I have been met with so many blank stares when explaining this concept to Americans, "but they killed children!" Sure, if it's revenge you want then help them understand and regret their actions; death is the easy way out.
I would defer to the justice system that is renowned for facilitating a country with not only the lowest crime rate in the world, but also the lowest recidivism rate. If playstation is part of the treatment, then so be it.
What does your solution bring to the plate, apart from crime universities that produce hardened criminals?
If you want my solution, here's roughly what I would do:
Victimless crime: basically no penalty for this, most of it should be eliminated as crime. Maybe a small fine or education at the worst.
Non-violent crime: Goal is restitution. Income or benefits are deducted to make the victim whole, probably with punitive damages to the victim as well. Basically no jail except in willful attempt to avoid restitution to victim, and perhaps not even then.
Violent crime: Most cases rehabilitation, plus restitution to victims. Prison is close to Norway type system for violence not resulting in dismemberment/death/permanent brain damage.
First instance of brutal violent crime to one victim: Norway type rehabilitation.
Repeated rape, repeated murder conviction, repeated molestation of children, repeated brutal life-disabling violence: Trial, exhaustive appeals, bullet to the head.
Mass murder of innocents: Trial, exhaustive appeals, then a bullet to the head.

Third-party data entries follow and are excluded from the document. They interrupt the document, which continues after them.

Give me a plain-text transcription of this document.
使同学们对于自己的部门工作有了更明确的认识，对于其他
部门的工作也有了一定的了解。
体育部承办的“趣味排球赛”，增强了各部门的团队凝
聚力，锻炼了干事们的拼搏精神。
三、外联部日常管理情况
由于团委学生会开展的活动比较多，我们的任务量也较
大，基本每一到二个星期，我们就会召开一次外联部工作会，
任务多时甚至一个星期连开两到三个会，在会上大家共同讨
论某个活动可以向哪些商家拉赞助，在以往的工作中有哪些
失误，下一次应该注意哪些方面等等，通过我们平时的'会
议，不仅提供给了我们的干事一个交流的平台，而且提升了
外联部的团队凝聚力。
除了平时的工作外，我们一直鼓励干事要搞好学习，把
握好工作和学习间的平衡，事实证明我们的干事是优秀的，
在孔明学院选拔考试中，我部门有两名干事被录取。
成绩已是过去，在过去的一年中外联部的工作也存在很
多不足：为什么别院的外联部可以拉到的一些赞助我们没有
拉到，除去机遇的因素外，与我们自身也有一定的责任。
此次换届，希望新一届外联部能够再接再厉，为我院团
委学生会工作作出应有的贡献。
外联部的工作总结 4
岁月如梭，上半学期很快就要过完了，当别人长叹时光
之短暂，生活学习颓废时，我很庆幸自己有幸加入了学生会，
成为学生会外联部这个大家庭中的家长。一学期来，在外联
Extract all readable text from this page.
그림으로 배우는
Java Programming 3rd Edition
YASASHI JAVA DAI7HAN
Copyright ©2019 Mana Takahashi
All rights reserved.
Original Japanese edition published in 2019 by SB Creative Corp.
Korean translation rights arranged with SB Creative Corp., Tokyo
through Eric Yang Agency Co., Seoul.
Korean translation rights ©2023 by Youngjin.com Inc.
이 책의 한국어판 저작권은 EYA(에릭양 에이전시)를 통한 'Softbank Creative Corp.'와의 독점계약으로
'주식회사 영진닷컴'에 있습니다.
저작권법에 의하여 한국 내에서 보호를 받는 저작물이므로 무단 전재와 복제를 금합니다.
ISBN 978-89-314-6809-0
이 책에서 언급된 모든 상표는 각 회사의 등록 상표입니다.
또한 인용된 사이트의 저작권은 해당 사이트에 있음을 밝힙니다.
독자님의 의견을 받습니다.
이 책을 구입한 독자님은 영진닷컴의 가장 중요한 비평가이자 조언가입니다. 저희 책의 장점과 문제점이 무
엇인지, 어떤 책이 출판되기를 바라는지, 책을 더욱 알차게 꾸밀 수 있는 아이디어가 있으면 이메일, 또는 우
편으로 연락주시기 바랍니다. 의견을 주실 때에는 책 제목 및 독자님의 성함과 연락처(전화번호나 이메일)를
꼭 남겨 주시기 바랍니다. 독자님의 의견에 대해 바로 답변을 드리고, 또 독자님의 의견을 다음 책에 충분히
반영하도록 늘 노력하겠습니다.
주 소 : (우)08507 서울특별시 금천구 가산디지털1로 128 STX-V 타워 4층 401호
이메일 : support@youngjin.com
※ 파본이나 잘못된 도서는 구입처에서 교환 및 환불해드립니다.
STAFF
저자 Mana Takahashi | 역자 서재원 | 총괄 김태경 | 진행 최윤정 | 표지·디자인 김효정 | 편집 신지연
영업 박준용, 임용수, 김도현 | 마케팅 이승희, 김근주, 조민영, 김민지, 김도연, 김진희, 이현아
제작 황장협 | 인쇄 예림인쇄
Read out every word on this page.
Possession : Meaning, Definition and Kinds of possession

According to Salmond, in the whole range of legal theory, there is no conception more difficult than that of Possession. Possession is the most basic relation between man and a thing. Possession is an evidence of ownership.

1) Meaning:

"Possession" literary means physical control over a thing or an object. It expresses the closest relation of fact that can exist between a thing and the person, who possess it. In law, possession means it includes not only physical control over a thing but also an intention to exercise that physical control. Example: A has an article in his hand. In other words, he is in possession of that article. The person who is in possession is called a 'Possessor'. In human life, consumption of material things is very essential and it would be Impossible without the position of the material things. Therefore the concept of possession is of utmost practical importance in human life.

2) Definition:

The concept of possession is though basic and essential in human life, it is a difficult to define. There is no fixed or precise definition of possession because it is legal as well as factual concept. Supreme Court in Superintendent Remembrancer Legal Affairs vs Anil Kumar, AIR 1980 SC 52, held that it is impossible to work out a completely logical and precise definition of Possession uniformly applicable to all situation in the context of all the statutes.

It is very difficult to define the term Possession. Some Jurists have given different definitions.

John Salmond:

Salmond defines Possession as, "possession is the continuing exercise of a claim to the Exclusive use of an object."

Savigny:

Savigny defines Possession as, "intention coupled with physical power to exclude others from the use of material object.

It's hard to think of any way in which that statistic is actually meaningful. I don't think anybody would reasonably argue based on a single event that the average Norwegian is more at risk of death via mass shooting compared to the average American, for a start. When you have only one data point pretty much any statistical comparison seems fairly pointless.
And yet if you took any significant time period that doesn't include the Breivik shooting Norway's results are just fine. I'd even think if you looked at the last 50 or 75 years (assuming we have good enough data) they'd be better than the US's. And certainly if you included Norway along with other countries with similar policies on dealing with violent criminals.
Which I don't even really think necessarily proves anything much on its own, but at least it's a meaningful data point.